Seorang pemandu bernama Jean Claude memimpin Moore menapaki jalan setapak gunung yang sempit menuju punggungan yang tinggi dan datar yang hanya bisa dicapai dengan mendaki tiga gunung lainnya, sebuah tujuan yang mengisahkan pepatah Creole, Deyo mon ge mon ("Melampaui pegunungan adalah lebih banyak gunung") . Saudara laki-laki Jean Claude telah menemukan situs yang menurutnya harus dilihat Moore.
Punggungan itu memiliki tanah berwarna cokelat gelap, yang menurut Moore mengindikasikan bahwa api telah lama terbakar di sana. Dia mengambil koordinat GPS dan kemudian memeriksa tanah dengan tongkat, mengeluarkan potsherds besar dan banyak kerang. Ada tiga rumah India di sini, Moore menyimpulkan. "Aku berdiri di tempat sampah."
Moore duduk dan menyesuaikan topinya dengan matahari. Kami berada di ketinggian 1.700 kaki, dan angin perdagangan mengeringkan keringat begitu pecah. "Tempat yang bagus untuk sebuah rumah kapan saja, " kata Moore. "Pengamatan akan tinggal di sini, " tambahnya, menunjuk ke sapuan garis pantai Atlantik di cakrawala. "Siapa pun yang tinggal di sini akan melihat armada Columbus datang di sepanjang pantai. Mereka akan melihat api dinyalakan oleh pengintai lain untuk menandai kemajuannya, kemudian menyalakan api mereka sendiri untuk memperingatkan orang-orang bahwa para penyerbu ada di sini."

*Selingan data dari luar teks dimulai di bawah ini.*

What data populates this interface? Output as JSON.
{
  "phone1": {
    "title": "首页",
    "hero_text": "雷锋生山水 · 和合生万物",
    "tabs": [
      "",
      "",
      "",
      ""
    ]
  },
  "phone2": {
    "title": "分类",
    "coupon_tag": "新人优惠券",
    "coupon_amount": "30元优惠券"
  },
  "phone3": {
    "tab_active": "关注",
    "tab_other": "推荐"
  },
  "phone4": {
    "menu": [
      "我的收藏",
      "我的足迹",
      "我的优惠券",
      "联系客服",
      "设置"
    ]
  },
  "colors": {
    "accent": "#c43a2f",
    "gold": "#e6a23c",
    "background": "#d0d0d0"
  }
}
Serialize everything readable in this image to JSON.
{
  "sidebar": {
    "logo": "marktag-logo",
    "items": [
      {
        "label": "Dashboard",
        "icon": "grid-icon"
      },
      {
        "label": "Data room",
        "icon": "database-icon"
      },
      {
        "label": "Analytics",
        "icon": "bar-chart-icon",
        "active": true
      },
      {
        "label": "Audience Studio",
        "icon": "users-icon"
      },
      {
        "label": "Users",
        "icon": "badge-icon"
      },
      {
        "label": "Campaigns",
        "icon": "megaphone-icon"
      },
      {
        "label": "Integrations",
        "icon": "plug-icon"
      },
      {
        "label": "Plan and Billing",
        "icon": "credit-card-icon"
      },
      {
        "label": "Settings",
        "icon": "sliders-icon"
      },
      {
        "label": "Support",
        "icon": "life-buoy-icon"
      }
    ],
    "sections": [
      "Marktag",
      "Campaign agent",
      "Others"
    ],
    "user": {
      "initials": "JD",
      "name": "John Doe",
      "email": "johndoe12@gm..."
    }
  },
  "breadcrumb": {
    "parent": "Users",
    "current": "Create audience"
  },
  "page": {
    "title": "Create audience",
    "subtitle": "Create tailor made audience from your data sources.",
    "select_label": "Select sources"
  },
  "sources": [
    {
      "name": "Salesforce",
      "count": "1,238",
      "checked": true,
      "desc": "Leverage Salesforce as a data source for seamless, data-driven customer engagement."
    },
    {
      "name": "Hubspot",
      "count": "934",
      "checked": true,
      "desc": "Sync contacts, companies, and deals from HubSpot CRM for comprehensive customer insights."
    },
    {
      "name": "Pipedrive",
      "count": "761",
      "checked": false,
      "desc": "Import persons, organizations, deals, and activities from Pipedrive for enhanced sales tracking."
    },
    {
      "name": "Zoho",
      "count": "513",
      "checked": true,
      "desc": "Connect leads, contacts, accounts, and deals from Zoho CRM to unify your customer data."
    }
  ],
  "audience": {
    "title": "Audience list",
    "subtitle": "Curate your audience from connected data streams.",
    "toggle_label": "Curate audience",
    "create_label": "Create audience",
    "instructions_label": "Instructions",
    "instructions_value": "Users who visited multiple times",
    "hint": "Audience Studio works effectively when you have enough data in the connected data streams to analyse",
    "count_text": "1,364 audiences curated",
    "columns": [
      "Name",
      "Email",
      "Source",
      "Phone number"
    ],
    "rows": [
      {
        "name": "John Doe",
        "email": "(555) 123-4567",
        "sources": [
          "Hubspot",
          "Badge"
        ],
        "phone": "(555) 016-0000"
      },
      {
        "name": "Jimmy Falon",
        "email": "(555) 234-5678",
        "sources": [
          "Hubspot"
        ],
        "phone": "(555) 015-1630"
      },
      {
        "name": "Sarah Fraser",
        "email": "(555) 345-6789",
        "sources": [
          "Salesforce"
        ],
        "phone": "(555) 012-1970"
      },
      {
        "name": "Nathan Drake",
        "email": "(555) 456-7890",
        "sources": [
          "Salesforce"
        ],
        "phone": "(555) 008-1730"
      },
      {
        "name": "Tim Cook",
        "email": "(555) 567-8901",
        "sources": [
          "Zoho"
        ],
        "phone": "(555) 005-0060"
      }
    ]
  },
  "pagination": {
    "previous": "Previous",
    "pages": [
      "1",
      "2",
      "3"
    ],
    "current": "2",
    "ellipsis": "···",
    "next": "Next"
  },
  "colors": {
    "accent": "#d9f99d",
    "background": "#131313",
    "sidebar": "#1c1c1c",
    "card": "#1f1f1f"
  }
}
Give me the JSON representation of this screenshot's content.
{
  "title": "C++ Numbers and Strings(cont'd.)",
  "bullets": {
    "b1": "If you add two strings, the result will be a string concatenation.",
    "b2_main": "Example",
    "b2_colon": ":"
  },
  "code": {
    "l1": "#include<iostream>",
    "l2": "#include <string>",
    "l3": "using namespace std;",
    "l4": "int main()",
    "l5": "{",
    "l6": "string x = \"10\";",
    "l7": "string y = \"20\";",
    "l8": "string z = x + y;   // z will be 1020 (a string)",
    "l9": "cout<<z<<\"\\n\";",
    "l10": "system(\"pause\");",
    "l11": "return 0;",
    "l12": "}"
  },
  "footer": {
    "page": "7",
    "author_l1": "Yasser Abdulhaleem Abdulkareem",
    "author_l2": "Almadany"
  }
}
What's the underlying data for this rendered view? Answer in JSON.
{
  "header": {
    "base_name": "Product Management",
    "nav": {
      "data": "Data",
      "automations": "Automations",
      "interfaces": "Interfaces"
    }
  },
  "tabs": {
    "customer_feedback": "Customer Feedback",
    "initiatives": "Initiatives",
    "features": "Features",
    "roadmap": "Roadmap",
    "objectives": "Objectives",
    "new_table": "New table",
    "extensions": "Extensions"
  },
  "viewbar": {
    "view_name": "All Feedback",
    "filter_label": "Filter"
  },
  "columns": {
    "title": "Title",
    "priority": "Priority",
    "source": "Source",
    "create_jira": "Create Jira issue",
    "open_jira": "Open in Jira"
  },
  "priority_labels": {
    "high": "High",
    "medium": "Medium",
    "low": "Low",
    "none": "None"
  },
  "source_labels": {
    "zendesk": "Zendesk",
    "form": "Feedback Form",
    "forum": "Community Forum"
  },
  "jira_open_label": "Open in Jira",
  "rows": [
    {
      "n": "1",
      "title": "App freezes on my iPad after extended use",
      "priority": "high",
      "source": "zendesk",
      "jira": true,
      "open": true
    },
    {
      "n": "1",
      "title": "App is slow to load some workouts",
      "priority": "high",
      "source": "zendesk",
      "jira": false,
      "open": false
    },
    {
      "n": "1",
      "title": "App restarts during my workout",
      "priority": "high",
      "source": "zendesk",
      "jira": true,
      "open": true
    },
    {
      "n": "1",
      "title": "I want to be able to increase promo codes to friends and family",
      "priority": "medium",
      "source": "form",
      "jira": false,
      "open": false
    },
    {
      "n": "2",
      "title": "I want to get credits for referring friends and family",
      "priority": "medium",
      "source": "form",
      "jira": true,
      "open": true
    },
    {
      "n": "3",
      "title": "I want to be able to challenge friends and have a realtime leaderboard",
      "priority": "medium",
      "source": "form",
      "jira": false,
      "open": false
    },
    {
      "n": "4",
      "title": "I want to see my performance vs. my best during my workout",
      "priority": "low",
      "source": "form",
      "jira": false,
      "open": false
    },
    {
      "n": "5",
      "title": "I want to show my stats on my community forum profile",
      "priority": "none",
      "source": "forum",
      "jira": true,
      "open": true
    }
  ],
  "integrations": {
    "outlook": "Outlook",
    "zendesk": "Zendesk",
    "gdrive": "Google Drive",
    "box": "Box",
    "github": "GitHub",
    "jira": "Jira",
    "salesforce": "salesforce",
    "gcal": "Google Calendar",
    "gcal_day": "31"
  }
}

Dia melanjutkan: "Mereka adalah penjajah. Mereka membuat budak-budak orang India, mencuri istri-istri mereka. Itulah sebabnya orang-orang India membunuh para kru Santa María dan membakar La Navidad." Dia menunjuk pada suatu titik di cakrawala. "Bord de Mer de Limonade. Di situlah kupikir La Navidad berada. Samuel Eliot Morison juga berpikir begitu. Dr. Hodges juga.
"Ketika saya kembali, saya akan melakukan penggalian sekop di sana, setidaknya menghilangkannya, " kata Moore. "Tentu saja garis pantai akan berubah sejak 1492. Kita lihat saja nanti."
Frances Maclean adalah penulis lepas di Washington, DC
Fotografer Les Stone berspesialisasi dalam kisah-kisah luar biasa.